A History of Laguna Beach, California
In early times, local Indians thrived on the rich coastal lands and freshwater canyon lakes that defined the area they named Lagonas, for ‘lake.’
By the late 1800s, tourists were making an annual pilgrimage on rutted trails through the canyons to camp in Laguna Beach each summer. By the time painter Norman St. Claire visited from San Francisco in 1903, Laguna already had become a popular travel destination with a hotel: The Hotel Laguna.
Like visitors of any era, St. Claire returned home with glowing reports and landscape paintings that led his artist friends to follow back to Laguna. It wasn’t long before Plein Air artists like William Wendt and California marine artist Frank Cuprien moved to Laguna Beach, CA.
Within a few years, Laguna Beach had a permanent population of about 300 people—half of whom were artists.
Around 1920, artist Edgar Payne opened an art gallery that later became the Laguna Art Museum, one of the first art museums in the state.
The White House Restaurant was established in 1918 and the Laguna Playhouse got its start in the 1920s. Summer cottages dotted the landscape near the downtown area.
The early Depression years weren’t kind to the art community, and in 1932 the Festival of Arts staged its first show near Hotel Laguna, hoping to draw some additional business to town after the Los Angeles Olympic Games. Artist and vaudevillian Lolita Perine added ‘living pictures’ to the festival, launching the tradition of the Pageant of the Masters.
The city had already caught the eye of Hollywood filmmakers. Hollywood stars like Bette Davis, Mary Pickford, Judy Garland, Rudolph Valentino, Charlie Chaplin and Mickey Rooney maintained homes in town.
The Surf & Sand opened in 1948; its restaurant became popular with a long list of notable personalities that included Peter Ustinov, Joe Namath and Billy Graham.

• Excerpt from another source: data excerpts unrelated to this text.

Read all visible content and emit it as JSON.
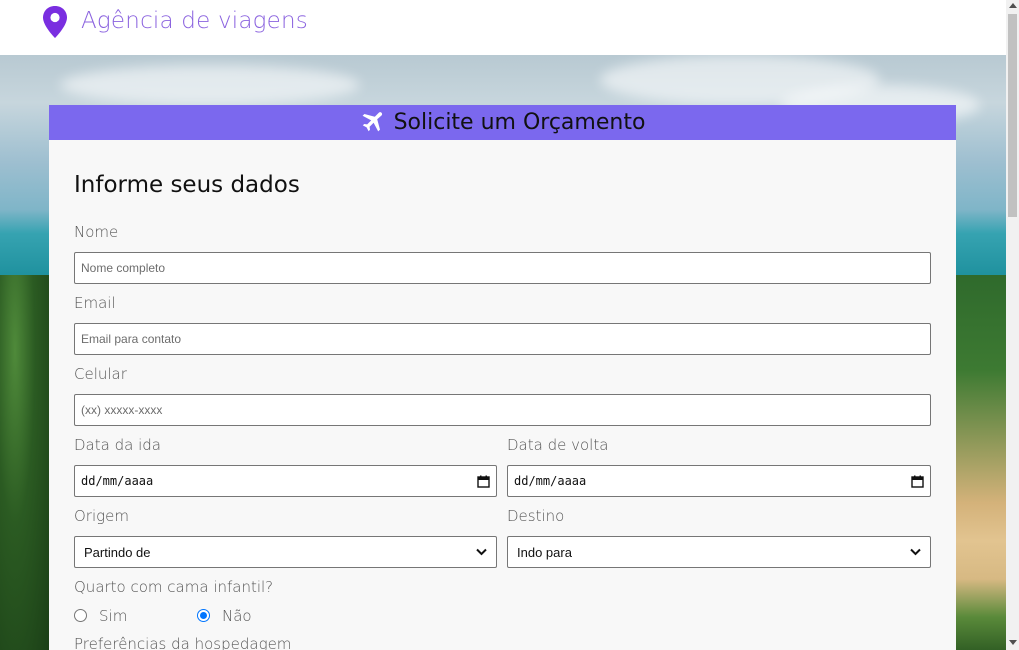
{
  "header": {
    "brand": "Agência de viagens",
    "logo_icon": "map-pin-icon",
    "brand_color": "#8b63df"
  },
  "card": {
    "title": "Solicite um Orçamento",
    "title_icon": "airplane-icon",
    "accent_color": "#7b68ee",
    "section_title": "Informe seus dados"
  },
  "form": {
    "name": {
      "label": "Nome",
      "placeholder": "Nome completo",
      "value": ""
    },
    "email": {
      "label": "Email",
      "placeholder": "Email para contato",
      "value": ""
    },
    "phone": {
      "label": "Celular",
      "placeholder": "(xx) xxxxx-xxxx",
      "value": ""
    },
    "departure_date": {
      "label": "Data da ida",
      "value": "dd/mm/aaaa"
    },
    "return_date": {
      "label": "Data de volta",
      "value": "dd/mm/aaaa"
    },
    "origin": {
      "label": "Origem",
      "selected": "Partindo de"
    },
    "destination": {
      "label": "Destino",
      "selected": "Indo para"
    },
    "child_bed": {
      "label": "Quarto com cama infantil?",
      "options": [
        {
          "label": "Sim",
          "checked": false
        },
        {
          "label": "Não",
          "checked": true
        }
      ]
    },
    "preferences_label": "Preferências da hospedagem"
  }
}
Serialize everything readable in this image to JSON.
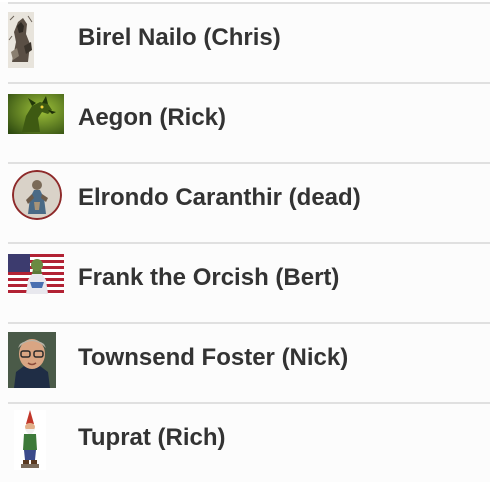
{
  "characters": [
    {
      "name": "Birel Nailo (Chris)",
      "avatar": "sketched-warrior-portrait"
    },
    {
      "name": "Aegon (Rick)",
      "avatar": "green-dragon-portrait"
    },
    {
      "name": "Elrondo Caranthir (dead)",
      "avatar": "armored-knight-round-portrait"
    },
    {
      "name": "Frank the Orcish (Bert)",
      "avatar": "orc-with-flag-portrait"
    },
    {
      "name": "Townsend Foster (Nick)",
      "avatar": "man-with-glasses-portrait"
    },
    {
      "name": "Tuprat (Rich)",
      "avatar": "garden-gnome-portrait"
    }
  ]
}
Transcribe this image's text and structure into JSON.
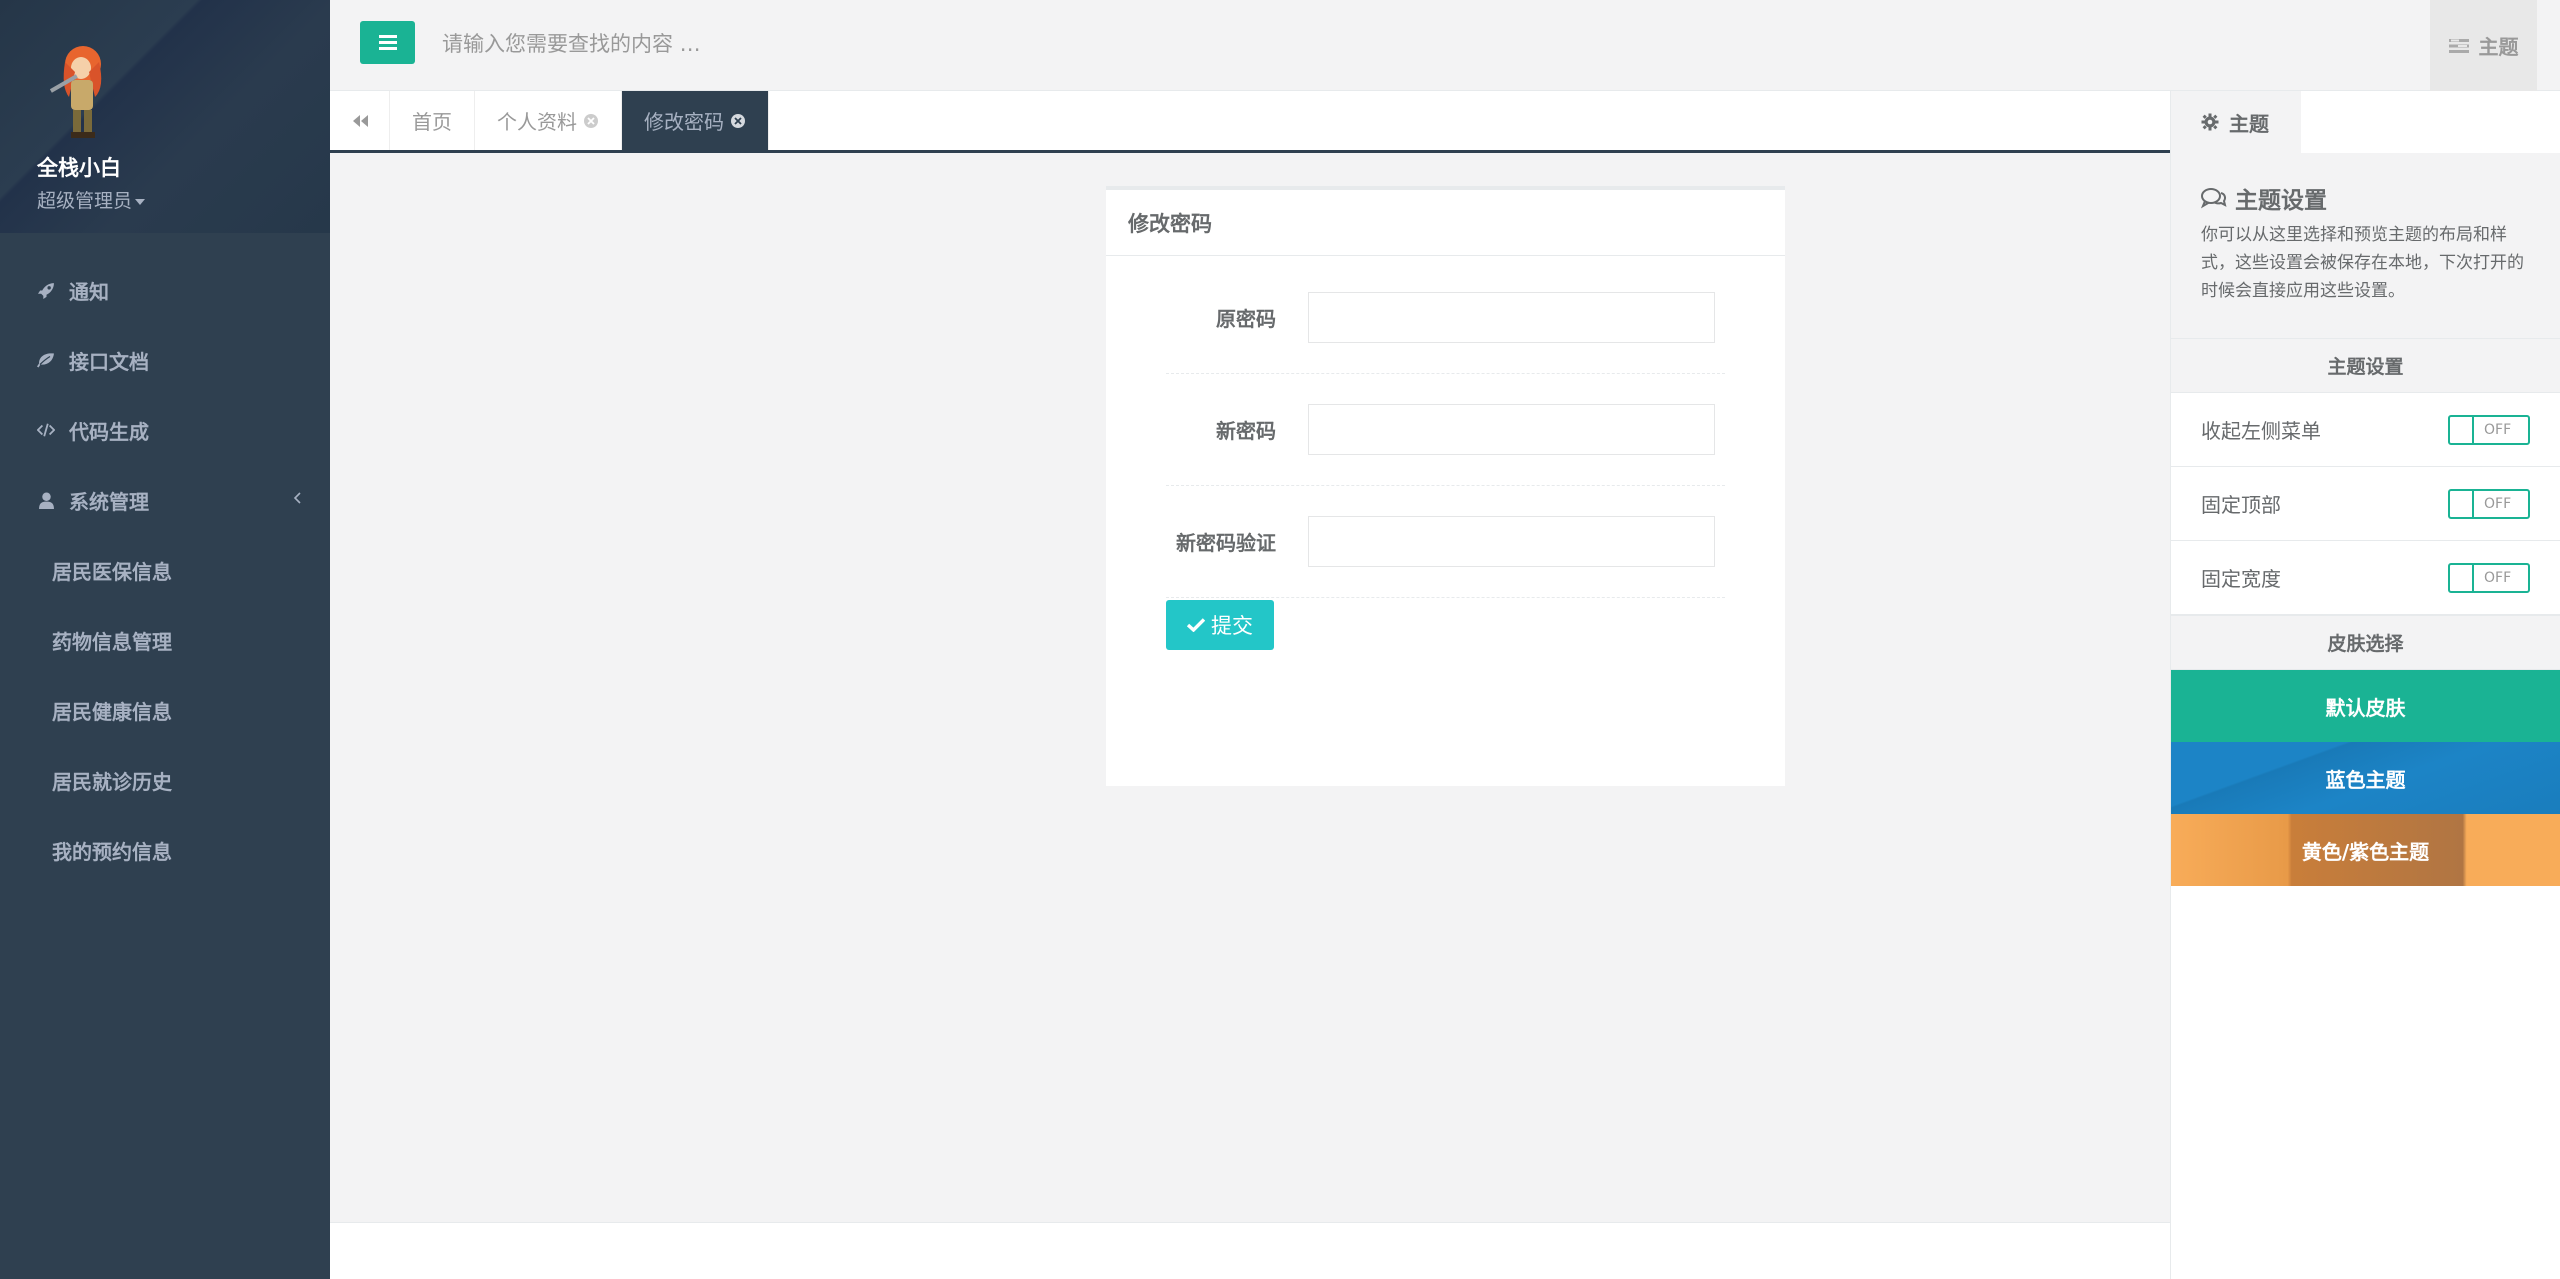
{
  "sidebar": {
    "username": "全栈小白",
    "role": "超级管理员",
    "items": [
      {
        "label": "通知",
        "icon": "rocket-icon"
      },
      {
        "label": "接口文档",
        "icon": "leaf-icon"
      },
      {
        "label": "代码生成",
        "icon": "code-icon"
      },
      {
        "label": "系统管理",
        "icon": "user-icon"
      }
    ],
    "subitems": [
      "居民医保信息",
      "药物信息管理",
      "居民健康信息",
      "居民就诊历史",
      "我的预约信息"
    ]
  },
  "topbar": {
    "search_placeholder": "请输入您需要查找的内容 …",
    "theme_label": "主题"
  },
  "tabs": {
    "items": [
      "首页",
      "个人资料",
      "修改密码"
    ]
  },
  "form": {
    "title": "修改密码",
    "old_password_label": "原密码",
    "new_password_label": "新密码",
    "confirm_password_label": "新密码验证",
    "submit_label": "提交"
  },
  "theme_panel": {
    "tab_label": "主题",
    "heading": "主题设置",
    "description": "你可以从这里选择和预览主题的布局和样式，这些设置会被保存在本地，下次打开的时候会直接应用这些设置。",
    "settings_header": "主题设置",
    "settings": [
      {
        "label": "收起左侧菜单",
        "state": "OFF"
      },
      {
        "label": "固定顶部",
        "state": "OFF"
      },
      {
        "label": "固定宽度",
        "state": "OFF"
      }
    ],
    "skin_header": "皮肤选择",
    "skins": [
      "默认皮肤",
      "蓝色主题",
      "黄色/紫色主题"
    ]
  },
  "colors": {
    "sidebar": "#2f4050",
    "accent": "#1ab394",
    "submit": "#23c6c8",
    "blue_skin": "#1c84c6",
    "yellow_skin": "#f8ac59"
  }
}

By the 1960s, the Main Beach boardwalk was transformed into an open public beach park. The decade brought other changes, too. A group of artists who thought the Festival of Arts was too restrictive in accepting exhibitors began the Sawdust Festival, and the Art-A-Fair followed a year later to focus on traditional arts and new mediums.
As an art colony in the 1960s, the city experienced its share of the ‘hippie’ culture as well, but that gave way to a new group of people who put the small town on the map: the White House Press Corps.
During the Nixon years, when President Nixon visited his home in San Clemente, the press corps took up residence at the Surf & Sand. Fledgling reporters like Tom Brokaw, Dan Rather and Diane Sawyer were frequent guests.
As Orange County continued to develop in the 1980s and beyond, environmentalists worked to create a Greenbelt of preserved land around Laguna Beach, purchasing some and getting other land donated from the Irvine Company.
Locals and visitors alike can stroll in the new public park that was created along with the Montage, explore tidepools and enjoy the sunsets over the Pacific—just as the Indians, Spaniards and early artists who recognized Laguna’s charm did in times gone by.
Laguna’s universal allure is best expressed on a famous gate built in 1935 that today stands at the corner of Forest and Park avenues. It reads, “This gate hangs well and hinders none, refresh and rest, then travel on.”